- Born: Camilla Sih Mai Pang February 1992 (age 34)
- Other name: Millie Pang
- Education: Wycliffe College, Gloucestershire
- Alma mater: University of Bristol (BSc) University College London (PhD)
- Awards: Royal Society Prize for Science Books (2020)
- Scientific career
- Workplaces: University College London
- Thesis: Developing a computational approach to investigate the impacts of disease-causing mutations on protein function. (2018)
- Doctoral advisor: Christine Orengo
- Website: www.camillapang.com

= Camilla Pang =

British computational biologist

Camilla Sih Mai Pang (born February 1992) is a British computational biologist, writer, and autism advocate. In 2020, she was awarded the Royal Society Prize for Science Books for her memoir, Explaining Humans: What Science Can Teach Us about Life, Love and Relationships.

== Early life and education ==
Pang has said that she was not a typical child, and evaluated her early friendships in terms of computer code.
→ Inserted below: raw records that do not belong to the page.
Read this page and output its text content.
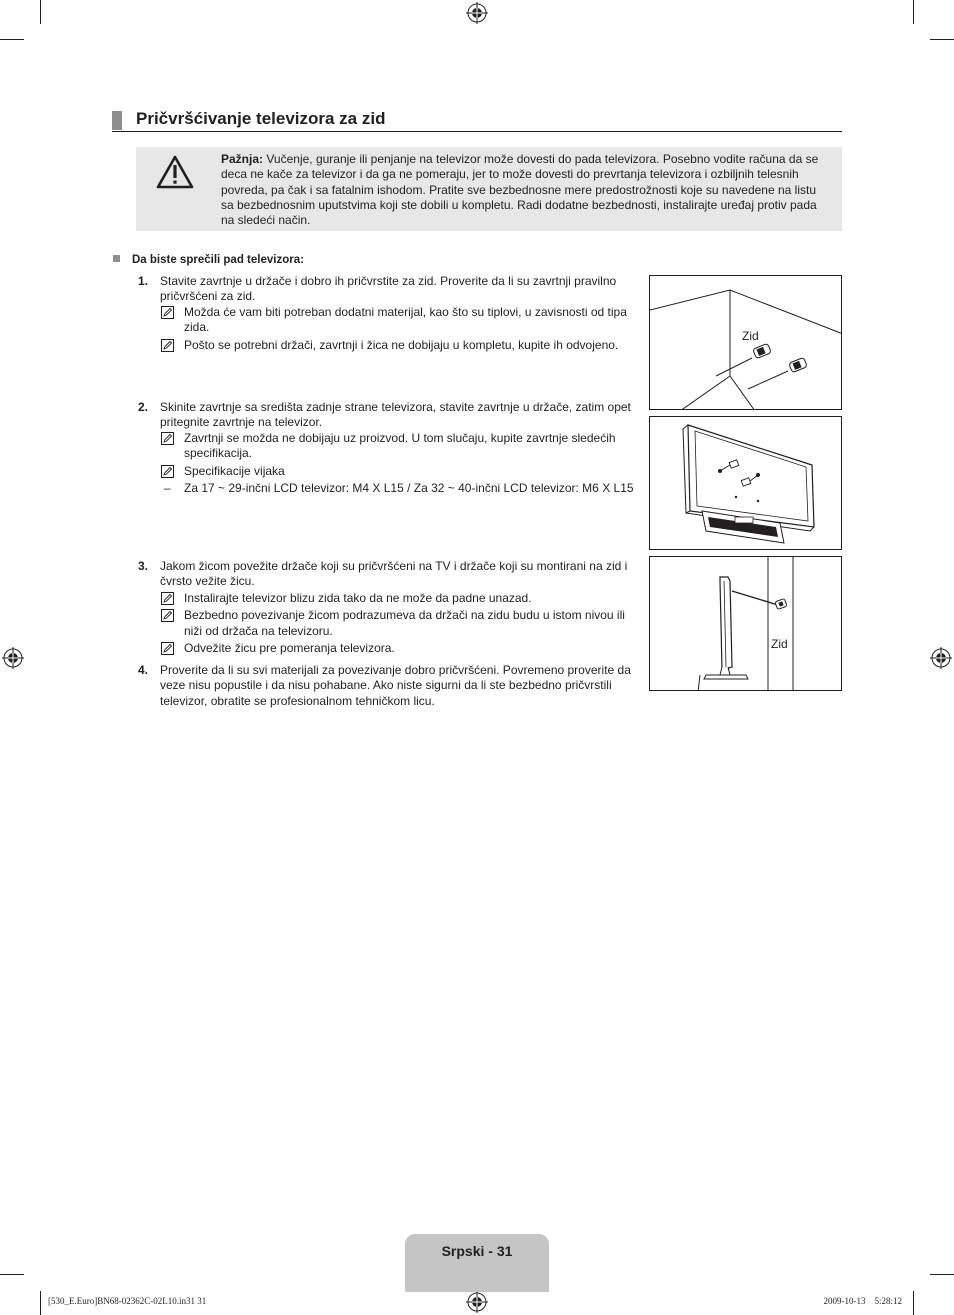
Pričvršćivanje televizora za zid
Pažnja: Vučenje, guranje ili penjanje na televizor može dovesti do pada televizora. Posebno vodite računa da se deca ne kače za televizor i da ga ne pomeraju, jer to može dovesti do prevrtanja televizora i ozbiljnih telesnih povreda, pa čak i sa fatalnim ishodom. Pratite sve bezbednosne mere predostrožnosti koje su navedene na listu sa bezbednosnim uputstvima koji ste dobili u kompletu. Radi dodatne bezbednosti, instalirajte uređaj protiv pada na sledeći način.
Da biste sprečili pad televizora:
1. Stavite zavrtnje u držače i dobro ih pričvrstite za zid. Proverite da li su zavrtnji pravilno pričvršćeni za zid.
Možda će vam biti potreban dodatni materijal, kao što su tiplovi, u zavisnosti od tipa zida.
Pošto se potrebni držači, zavrtnji i žica ne dobijaju u kompletu, kupite ih odvojeno.
2. Skinite zavrtnje sa središta zadnje strane televizora, stavite zavrtnje u držače, zatim opet pritegnite zavrtnje na televizor.
Zavrtnji se možda ne dobijaju uz proizvod. U tom slučaju, kupite zavrtnje sledećih specifikacija.
Specifikacije vijaka
– Za 17 ~ 29-inčni LCD televizor: M4 X L15 / Za 32 ~ 40-inčni LCD televizor: M6 X L15
3. Jakom žicom povežite držače koji su pričvršćeni na TV i držače koji su montirani na zid i čvrsto vežite žicu.
Instalirajte televizor blizu zida tako da ne može da padne unazad.
Bezbedno povezivanje žicom podrazumeva da držači na zidu budu u istom nivou ili niži od držača na televizoru.
Odvežite žicu pre pomeranja televizora.
4. Proverite da li su svi materijali za povezivanje dobro pričvršćeni. Povremeno proverite da veze nisu popustile i da nisu pohabane. Ako niste sigurni da li ste bezbedno pričvrstili televizor, obratite se profesionalnom tehničkom licu.
Zid
Zid
Srpski - 31
[530_E.Euro]BN68-02362C-02L10.in31 31	2009-10-13    5:28:12
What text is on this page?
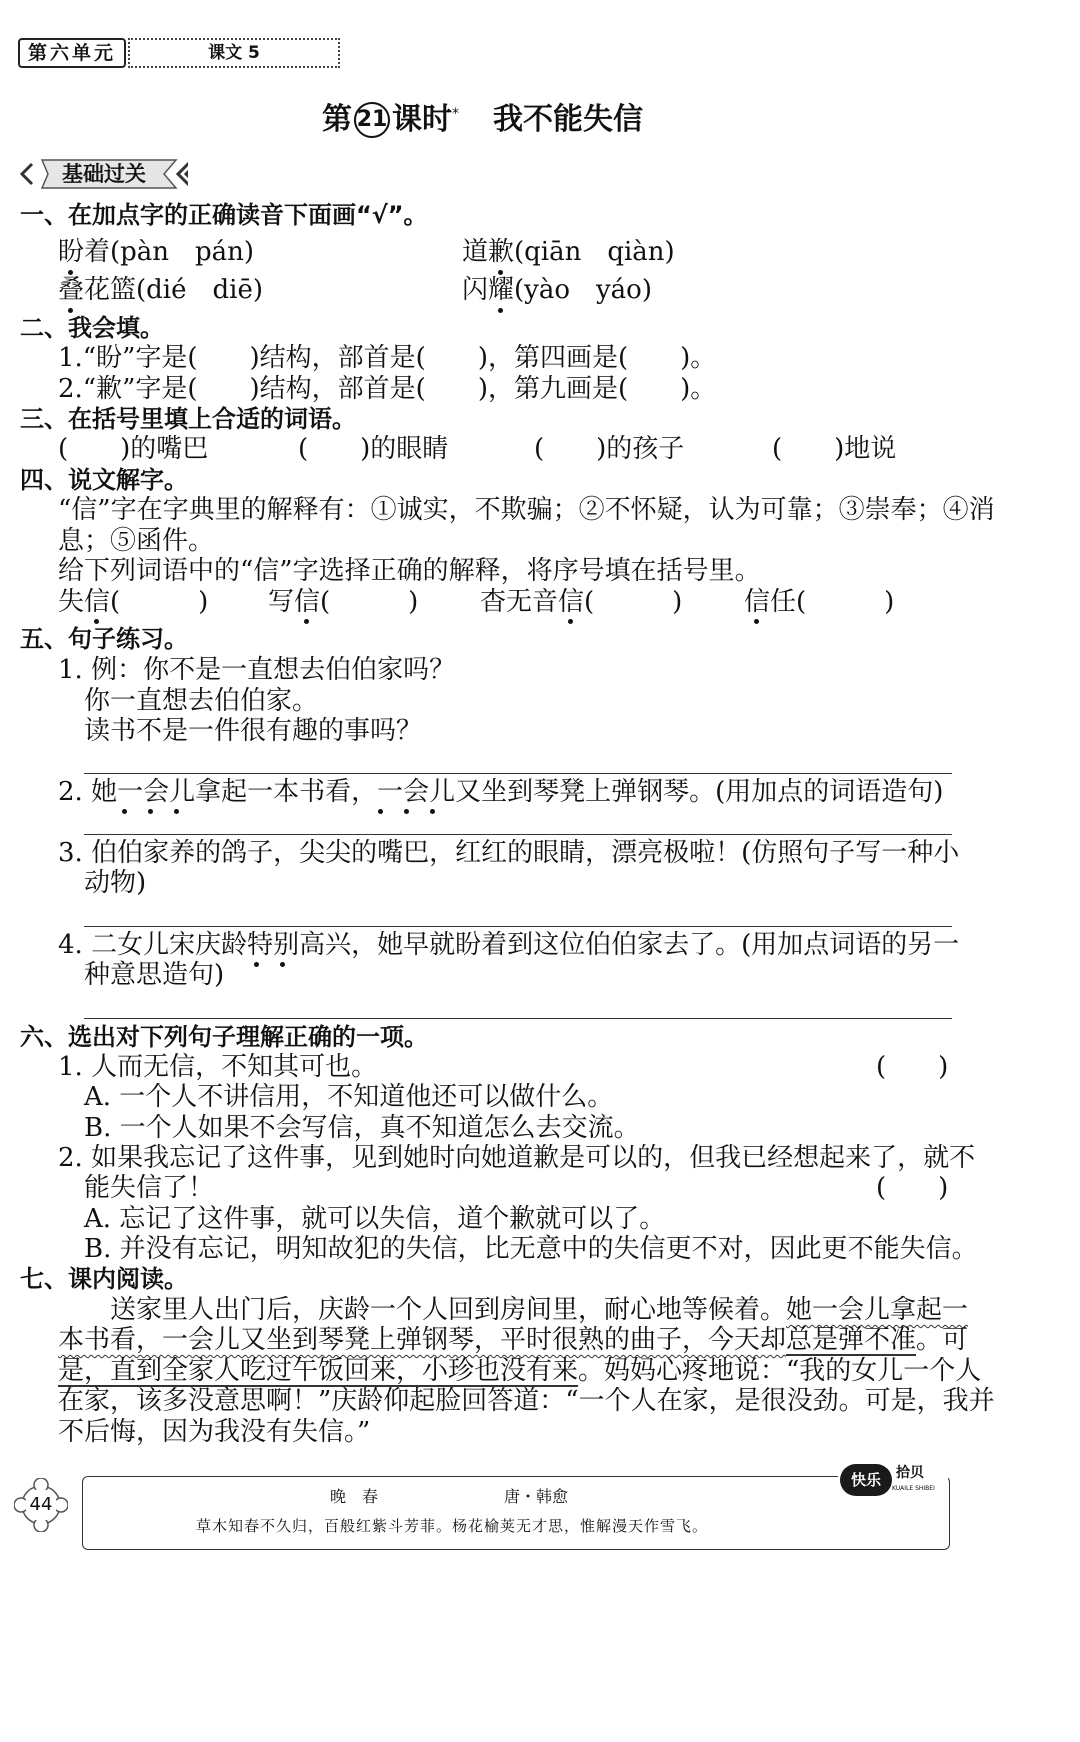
第六单元	课文 5
第 21 课时* 我不能失信
基础过关
一、在加点字的正确读音下面画“√”。
盼着(pàn　pán)	道歉(qiān　qiàn)
叠花篮(dié　diē)	闪耀(yào　yáo)
二、我会填。
1.“盼”字是(　　)结构，部首是(　　)，第四画是(　　)。
2.“歉”字是(　　)结构，部首是(　　)，第九画是(　　)。
三、在括号里填上合适的词语。
(　　)的嘴巴	(　　)的眼睛	(　　)的孩子	(　　)地说
四、说文解字。
“信”字在字典里的解释有：①诚实，不欺骗；②不怀疑，认为可靠；③崇奉；④消
息；⑤函件。
给下列词语中的“信”字选择正确的解释，将序号填在括号里。
失信(　　　) 写信(　　　) 杳无音信(　　　) 信任(　　　)
五、句子练习。
1. 例：你不是一直想去伯伯家吗？
你一直想去伯伯家。
读书不是一件很有趣的事吗？
2. 她一会儿拿起一本书看，一会儿又坐到琴凳上弹钢琴。(用加点的词语造句)
3. 伯伯家养的鸽子，尖尖的嘴巴，红红的眼睛，漂亮极啦！(仿照句子写一种小
动物)
4. 二女儿宋庆龄特别高兴，她早就盼着到这位伯伯家去了。(用加点词语的另一
种意思造句)
六、选出对下列句子理解正确的一项。
1. 人而无信，不知其可也。	(　　)
A. 一个人不讲信用，不知道他还可以做什么。
B. 一个人如果不会写信，真不知道怎么去交流。
2. 如果我忘记了这件事，见到她时向她道歉是可以的，但我已经想起来了，就不
能失信了！	(　　)
A. 忘记了这件事，就可以失信，道个歉就可以了。
B. 并没有忘记，明知故犯的失信，比无意中的失信更不对，因此更不能失信。
七、课内阅读。
送家里人出门后，庆龄一个人回到房间里，耐心地等候着。她一会儿拿起一
本书看，一会儿又坐到琴凳上弹钢琴，平时很熟的曲子，今天却总是弹不准。可
是，直到全家人吃过午饭回来，小珍也没有来。妈妈心疼地说：“我的女儿一个人
在家，该多没意思啊！”庆龄仰起脸回答道：“一个人在家，是很没劲。可是，我并
不后悔，因为我没有失信。”
44	晚　春	唐・韩愈
草木知春不久归，百般红紫斗芳菲。杨花榆荚无才思，惟解漫天作雪飞。
快乐	拾贝
KUAILE SHIBEI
At the age of eight Pang was diagnosed with autism spectrum disorder, and asked her mother whether there was an instruction manual for life. Pang attended Wycliffe College, Gloucestershire. She studied mathematics, physics, biology and art for GCE Advanced Level. Pang joined the University of Bristol as an undergraduate student, where she specialised in biochemistry. She earned a PhD in computational biology at University College London where her research was supervised by Christine Orengo.

== Career ==
After earning her doctorate, Pang joined a pharmaceutical company as a postdoctoral researcher. Her research considers the computational model of disease in an effort to identify new pharmaceutical options for neurological diseases.

In 2020 Pang released her first book, Explaining Humans: What Science Can Teach Us about Life, Love and Relationships. The book explores what it means to be human, discussing social etiquette, relationships and perfectionism.

Alongside her scientific research, Pang looks to inspire young people to study science. She has spoken openly about her neurodiversity, and campaigned for increased awareness of autism amongst young women.

===Awards and honours===
Pang was awarded the Royal Society Prize for Science Books in 2020 for her memoir Explaining Humans: What Science Can Teach Us about Life, Love and Relationships.

==Personal life==
At the age of twenty six, Pang was diagnosed with attention deficit hyperactivity disorder (ADHD).